Globally, life expectancy increased from about 62 years to nearly 72 from 1980 to 2015, with several nations in sub-Saharan Africa rebounding from high death rates due to HIV/AIDS. Child deaths are falling fast, as are illnesses related to infectious diseases. But each country has its own specific challenges and improvements, from fewer suicides in France, to lower death rates on Nigerian roadways, to a reduction in asthma-related deaths in Indonesia.

The report was released at an event co-sponsored by IHME, The Lancet, and the World Bank in Washington, DC. The study was established in 1990 with support from the World Bank. This year researchers analyzed each country using the new Socio-demographic Index metric, examining rates of education, fertility, and income. This new categorization goes beyond the historical classifications of “developed” versus “developing” countries or economic divisions based on income alone.

The six papers provide in-depth analyses of causes of death, maternal mortality, deaths of children under age 5, overall disease burden and life expectancy, years lived with disability, and the risk factors that lead to health loss.

In much of the world, giving birth is safer for mothers and newborns than it has been over the past 25 years. The number of maternal deaths globally dropped by roughly 29% since 1990, and the ratio of maternal deaths fell 30%, from 282 per 100,000 live births in 1990 to 196 in 2015.

However, 24 countries still have what population health experts consider high rates of maternal mortality, more than 400 deaths per 100,000. These include Central African Republic (1,074 deaths per 100,000), Afghanistan (789 per 100,000), and Sierra Leone (696 per 100,000).

Such levels of maternal deaths underscore the need for reproductive health improvements in those three nations and other countries that are far behind the United Nations’ goal to have fewer than 70 deaths per 100,000 live births by 2030. Areas for improvement include increased access to family planning, better routine reproductive health care, and improved data collection systems.
 The study’s other findings include:

  • Death rates fell notably between 1990 and 2015. And that trend has been particular strong over the past decade. Between 2005 and 2015, death rates from HIV/AIDS decreased 42%, malaria 43%, preterm birth complications 30%, and maternal disorders 29%.
  • Globally, 5.8 million children under age 5 died in 2015, representing a 52% decline in the number of under-5 deaths since 1990. Neonatal deaths fell at a slower pace since 1990, decreasing 42% to 2.6 million; stillbirths declined 47% to 2.1 million.
  • Three out of every 10 people globally suffer from tooth decay, while approximately two of every 10 have trouble with tension headaches, anemia, and hearing loss. Other top nonfatal causes of health loss include migraines, vision impairment, genital herpes, and parasitic worms.
  • Much of people’s health is determined by risk factors, some of which are within one’s control. Between 1990 and 2015, global exposure to unsafe sanitation, household air pollution, childhood underweight, childhood stunting, and smoking each fell more than 25%. However, exposure to several occupational risks, high body mass index, and drug use increased more than 25% over the same period.

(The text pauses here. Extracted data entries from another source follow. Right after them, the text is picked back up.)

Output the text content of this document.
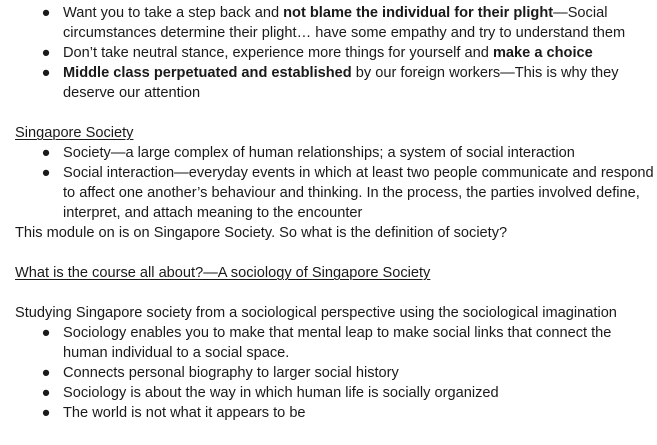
● Want you to take a step back and not blame the individual for their plight—Social circumstances determine their plight… have some empathy and try to understand them
● Don’t take neutral stance, experience more things for yourself and make a choice
● Middle class perpetuated and established by our foreign workers—This is why they deserve our attention

Singapore Society

● Society—a large complex of human relationships; a system of social interaction
● Social interaction—everyday events in which at least two people communicate and respond to affect one another’s behaviour and thinking. In the process, the parties involved define, interpret, and attach meaning to the encounter

This module on is on Singapore Society. So what is the definition of society?

What is the course all about?—A sociology of Singapore Society

Studying Singapore society from a sociological perspective using the sociological imagination

● Sociology enables you to make that mental leap to make social links that connect the human individual to a social space.
● Connects personal biography to larger social history
● Sociology is about the way in which human life is socially organized
● The world is not what it appears to be
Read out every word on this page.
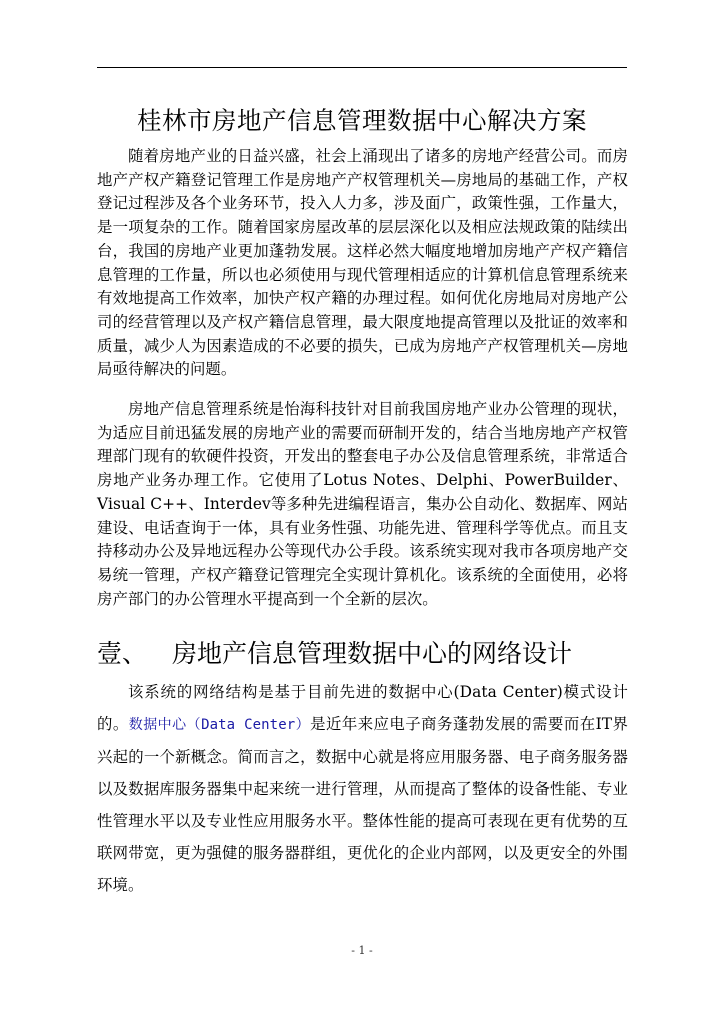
桂林市房地产信息管理数据中心解决方案

随着房地产业的日益兴盛，社会上涌现出了诸多的房地产经营公司。而房地产产权产籍登记管理工作是房地产产权管理机关—房地局的基础工作，产权登记过程涉及各个业务环节，投入人力多，涉及面广，政策性强，工作量大，是一项复杂的工作。随着国家房屋改革的层层深化以及相应法规政策的陆续出台，我国的房地产业更加蓬勃发展。这样必然大幅度地增加房地产产权产籍信息管理的工作量，所以也必须使用与现代管理相适应的计算机信息管理系统来有效地提高工作效率，加快产权产籍的办理过程。如何优化房地局对房地产公司的经营管理以及产权产籍信息管理，最大限度地提高管理以及批证的效率和质量，减少人为因素造成的不必要的损失，已成为房地产产权管理机关—房地局亟待解决的问题。

房地产信息管理系统是怡海科技针对目前我国房地产业办公管理的现状，为适应目前迅猛发展的房地产业的需要而研制开发的，结合当地房地产产权管理部门现有的软硬件投资，开发出的整套电子办公及信息管理系统，非常适合房地产业务办理工作。它使用了Lotus Notes、Delphi、PowerBuilder、Visual C++、Interdev等多种先进编程语言，集办公自动化、数据库、网站建设、电话查询于一体，具有业务性强、功能先进、管理科学等优点。而且支持移动办公及异地远程办公等现代办公手段。该系统实现对我市各项房地产交易统一管理，产权产籍登记管理完全实现计算机化。该系统的全面使用，必将房产部门的办公管理水平提高到一个全新的层次。

壹、 房地产信息管理数据中心的网络设计

该系统的网络结构是基于目前先进的数据中心(Data Center)模式设计的。数据中心（Data Center）是近年来应电子商务蓬勃发展的需要而在IT界兴起的一个新概念。简而言之，数据中心就是将应用服务器、电子商务服务器以及数据库服务器集中起来统一进行管理，从而提高了整体的设备性能、专业性管理水平以及专业性应用服务水平。整体性能的提高可表现在更有优势的互联网带宽，更为强健的服务器群组，更优化的企业内部网，以及更安全的外围环境。

- 1 -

Other risk factors are exacerbated by poor diet, lack of exercise, and smoking, and lead to a significant health burden. High systolic blood pressure was the top risk factor in 2015, contributing to over 9% of global health loss, followed by smoking (6.3%), high blood sugar (6.1%), and high body mass index (5%).

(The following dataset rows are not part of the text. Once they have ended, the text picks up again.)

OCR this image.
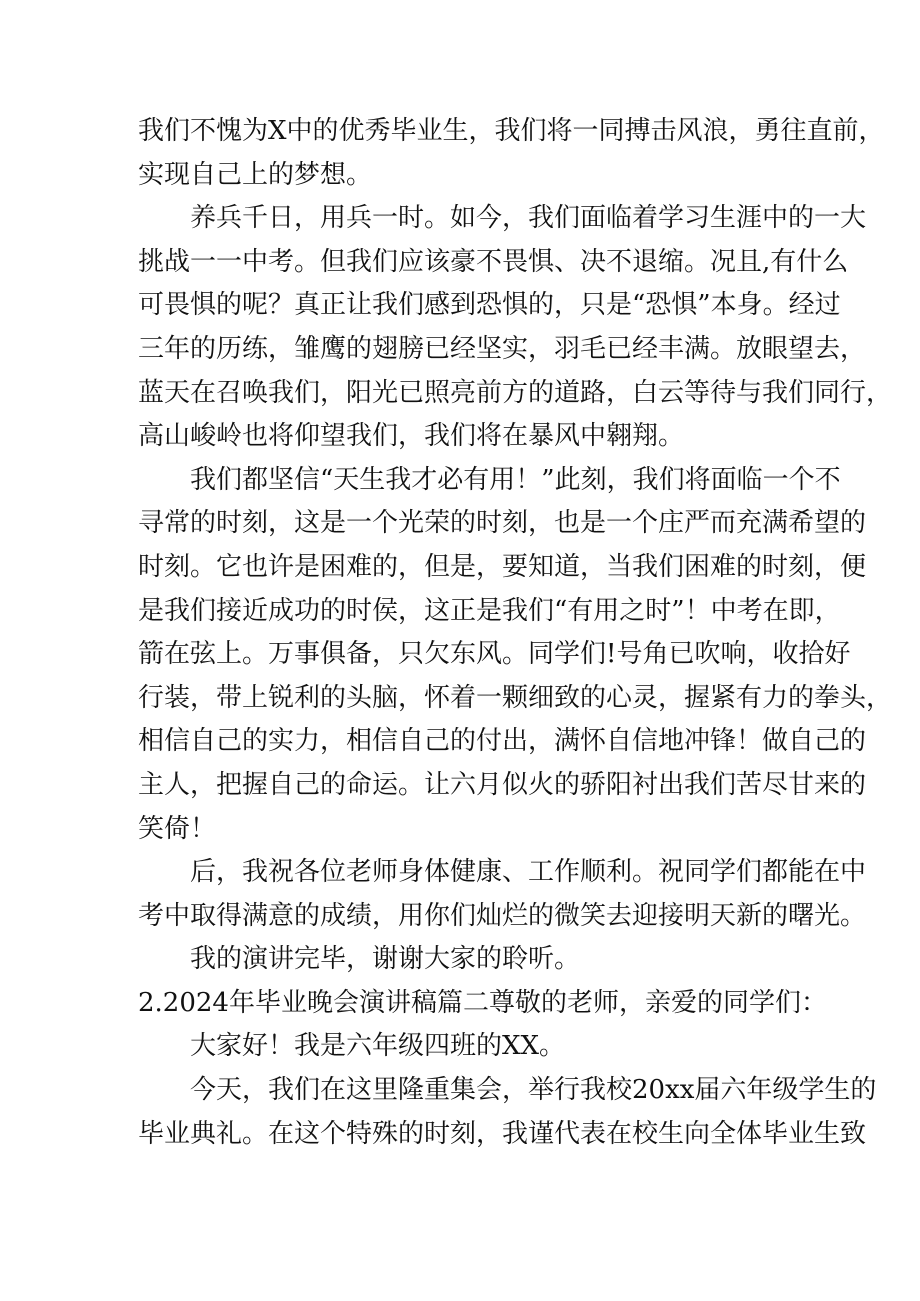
我们不愧为X中的优秀毕业生，我们将一同搏击风浪，勇往直前，
实现自己上的梦想。
养兵千日，用兵一时。如今，我们面临着学习生涯中的一大
挑战一一中考。但我们应该豪不畏惧、决不退缩。况且,有什么
可畏惧的呢？真正让我们感到恐惧的，只是“恐惧”本身。经过
三年的历练，雏鹰的翅膀已经坚实，羽毛已经丰满。放眼望去，
蓝天在召唤我们，阳光已照亮前方的道路，白云等待与我们同行，
高山峻岭也将仰望我们，我们将在暴风中翱翔。
我们都坚信“天生我才必有用！”此刻，我们将面临一个不
寻常的时刻，这是一个光荣的时刻，也是一个庄严而充满希望的
时刻。它也许是困难的，但是，要知道，当我们困难的时刻，便
是我们接近成功的时侯，这正是我们“有用之时”！中考在即，
箭在弦上。万事俱备，只欠东风。同学们!号角已吹响，收拾好
行装，带上锐利的头脑，怀着一颗细致的心灵，握紧有力的拳头，
相信自己的实力，相信自己的付出，满怀自信地冲锋！做自己的
主人，把握自己的命运。让六月似火的骄阳衬出我们苦尽甘来的
笑倚！
后，我祝各位老师身体健康、工作顺利。祝同学们都能在中
考中取得满意的成绩，用你们灿烂的微笑去迎接明天新的曙光。
我的演讲完毕，谢谢大家的聆听。
2.2024年毕业晚会演讲稿篇二尊敬的老师，亲爱的同学们：
大家好！我是六年级四班的XX。
今天，我们在这里隆重集会，举行我校20xx届六年级学生的
毕业典礼。在这个特殊的时刻，我谨代表在校生向全体毕业生致
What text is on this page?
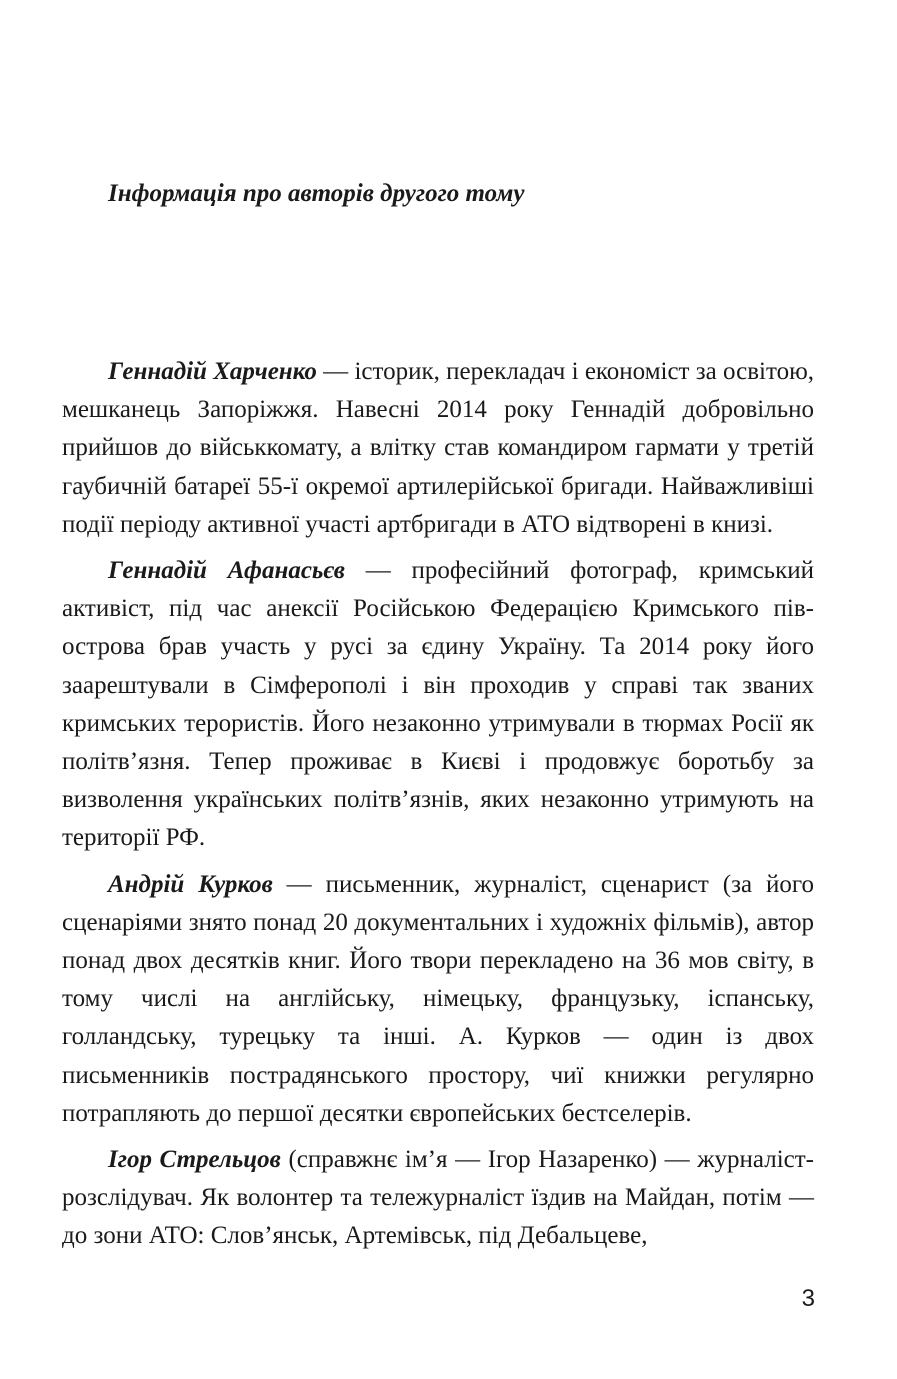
Інформація про авторів другого тому

Геннадій Харченко — історик, перекладач і економіст за освітою, мешканець Запоріжжя. Навесні 2014 року Геннадій добровільно прийшов до військкомату, а влітку став командиром гармати у третій гаубичній батареї 55-ї окремої артилерійської бригади. Найважливіші події періоду активної участі артбригади в АТО відтворені в книзі.

Геннадій Афанасьєв — професійний фотограф, кримський активіст, під час анексії Російською Федерацією Кримського півострова брав участь у русі за єдину Україну. Та 2014 року його заарештували в Сімферополі і він проходив у справі так званих кримських терористів. Його незаконно утримували в тюрмах Росії як політв’язня. Тепер проживає в Києві і продовжує боротьбу за визволення українських політв’язнів, яких незаконно утримують на території РФ.

Андрій Курков — письменник, журналіст, сценарист (за його сценаріями знято понад 20 документальних і художніх фільмів), автор понад двох десятків книг. Його твори перекладено на 36 мов світу, в тому числі на англійську, німецьку, французьку, іспанську, голландську, турецьку та інші. А. Курков — один із двох письменників пострадянського простору, чиї книжки регулярно потрапляють до першої десятки європейських бестселерів.

Ігор Стрельцов (справжнє ім’я — Ігор Назаренко) — журналіст-розслідувач. Як волонтер та тележурналіст їздив на Майдан, потім — до зони АТО: Слов’янськ, Артемівськ, під Дебальцеве,

3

“Many nations face significant health challenges despite the benefits of income, education, and low birth rates, while other countries farther behind in terms of development are seeing strong progress,” said Dr. Charles Shey Wiysonge, a GBD collaborator from South Africa who serves as a Professor of Clinical Epidemiology at the Faculty of Medicine and Health Sciences, Stellenbosch University, in Cape Town. “Policymakers in all nations – from Afghanistan to Zimbabwe – can use this study to align spending to target the things that will make their communities healthier faster.”